Les sénateurs risquent d’être déçus. Car pour Gabriel Attal, repasser devant le Parlement ne semble pas être une option. Le gouvernement assume « une prolongation qui enjambe l’élection présidentielle », prévient son porte-parole, qui souligne que « redéposer et examiner un texte, ça prend du temps ». « Nous serions désarmés face à un variant contagieux », met-il en garde, craignant qu’il faille « attendre un mois de débats parlementaires avant d’y répondre ». Pour Gabriel Attal, « il faut garder les cartes en main pour agir ».

En réalité, un débat a traversé le gouvernement à la rentrée, entre une prolongation jusqu’à fin février ou jusqu’à l’été. Sous couvert d’anonymat, un ministre ne cachait pas ses doutes et le risque politique de prolonger au-delà de la présidentielle, sur fond de mobilisation des anti-passes et anti-vaccins. « On va nous accuser de mettre sous couvre-feu les isoloirs… Si on peut s’éviter cette polémique en pleine année présidentielle… » lâchait ce membre du gouvernement. La seconde option a pourtant été retenue.

« Un rapport n’est pas une alternative au vote du Parlement, c’est insuffisant »
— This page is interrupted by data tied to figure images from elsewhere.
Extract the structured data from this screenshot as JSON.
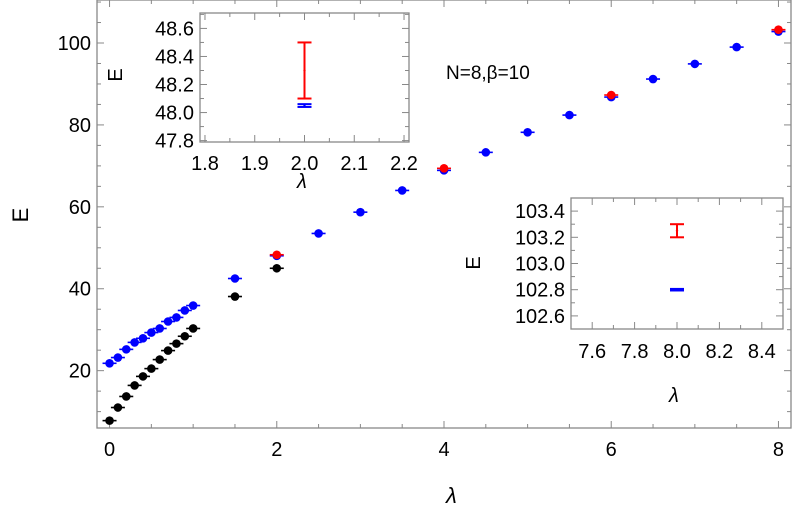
{
  "chart_data": [
    {
      "type": "scatter",
      "xlabel": "λ",
      "ylabel": "E",
      "annotation": "N=8,β=10",
      "xlim": [
        -0.15,
        8.15
      ],
      "ylim": [
        6,
        110.5
      ],
      "xticks": [
        "0",
        "2",
        "4",
        "6",
        "8"
      ],
      "xtick_values": [
        0,
        2,
        4,
        6,
        8
      ],
      "yticks": [
        "20",
        "40",
        "60",
        "80",
        "100"
      ],
      "ytick_values": [
        20,
        40,
        60,
        80,
        100
      ],
      "grid": false,
      "colors": {
        "black_series": "#000000",
        "blue_series": "#0000ff",
        "red_series": "#ff0000"
      },
      "series": [
        {
          "color": "#000000",
          "x": [
            0,
            0.1,
            0.2,
            0.3,
            0.4,
            0.5,
            0.6,
            0.7,
            0.8,
            0.9,
            1.0,
            1.5,
            2.0
          ],
          "y": [
            7.8,
            11.0,
            13.7,
            16.4,
            18.6,
            20.5,
            22.7,
            24.9,
            26.6,
            28.4,
            30.3,
            38.1,
            45.0
          ]
        },
        {
          "color": "#0000ff",
          "x": [
            0,
            0.1,
            0.2,
            0.3,
            0.4,
            0.5,
            0.6,
            0.7,
            0.8,
            0.9,
            1.0,
            1.5,
            2.0,
            2.5,
            3.0,
            3.5,
            4.0,
            4.5,
            5.0,
            5.5,
            6.0,
            6.5,
            7.0,
            7.5,
            8.0
          ],
          "y": [
            21.8,
            23.2,
            25.2,
            26.9,
            27.9,
            29.3,
            30.3,
            32.0,
            33.0,
            34.7,
            35.9,
            42.5,
            48.05,
            53.5,
            58.7,
            64.0,
            68.9,
            73.3,
            78.2,
            82.4,
            86.8,
            91.2,
            94.9,
            99.0,
            102.8
          ]
        },
        {
          "color": "#ff0000",
          "x": [
            2,
            4,
            6,
            8
          ],
          "y": [
            48.3,
            69.4,
            87.3,
            103.25
          ]
        }
      ]
    },
    {
      "type": "scatter",
      "xlabel": "λ",
      "ylabel": "E",
      "xlim": [
        1.79,
        2.21
      ],
      "ylim": [
        47.79,
        48.71
      ],
      "xticks": [
        "1.8",
        "1.9",
        "2.0",
        "2.1",
        "2.2"
      ],
      "xtick_values": [
        1.8,
        1.9,
        2.0,
        2.1,
        2.2
      ],
      "yticks": [
        "47.8",
        "48.0",
        "48.2",
        "48.4",
        "48.6"
      ],
      "ytick_values": [
        47.8,
        48.0,
        48.2,
        48.4,
        48.6
      ],
      "series": [
        {
          "color": "#ff0000",
          "x": [
            2.0
          ],
          "y": [
            48.3
          ],
          "error": [
            0.2
          ]
        },
        {
          "color": "#0000ff",
          "x": [
            2.0
          ],
          "y": [
            48.05
          ],
          "error": [
            0.01
          ]
        }
      ]
    },
    {
      "type": "scatter",
      "xlabel": "λ",
      "ylabel": "E",
      "xlim": [
        7.5,
        8.5
      ],
      "ylim": [
        102.5,
        103.5
      ],
      "xticks": [
        "7.6",
        "7.8",
        "8.0",
        "8.2",
        "8.4"
      ],
      "xtick_values": [
        7.6,
        7.8,
        8.0,
        8.2,
        8.4
      ],
      "yticks": [
        "102.6",
        "102.8",
        "103.0",
        "103.2",
        "103.4"
      ],
      "ytick_values": [
        102.6,
        102.8,
        103.0,
        103.2,
        103.4
      ],
      "series": [
        {
          "color": "#ff0000",
          "x": [
            8.0
          ],
          "y": [
            103.25
          ],
          "error": [
            0.05
          ]
        },
        {
          "color": "#0000ff",
          "x": [
            8.0
          ],
          "y": [
            102.8
          ],
          "error": [
            0.006
          ]
        }
      ]
    }
  ]
}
Lot de consolation pour le Parlement : suivant l’avis du Conseil d’Etat qui prône une meilleure « association » des parlementaires « à la gestion de la crise », explique Gabriel Attal, l’exécutif a « adapté le texte » en y ajoutant « un dispositif supplémentaire » prévoyant que « le gouvernement rende, avant le 28 février 2022, un rapport au Parlement sur la gestion de la crise sanitaire et sur la nécessité de prolonger ou non les outils de la crise ». Disposition absente de l’avant-projet de loi. Reste que ce rapport n’implique pas un vote des parlementaires… « Ce rapport sera très utile », rétorque Philippe Bas. Mais pour le sénateur de la Manche, « ce n’est pas une alternative au vote du Parlement. C’est une information. C’est insuffisant. Il s’agit tout de même d’appliquer une loi d’exception ».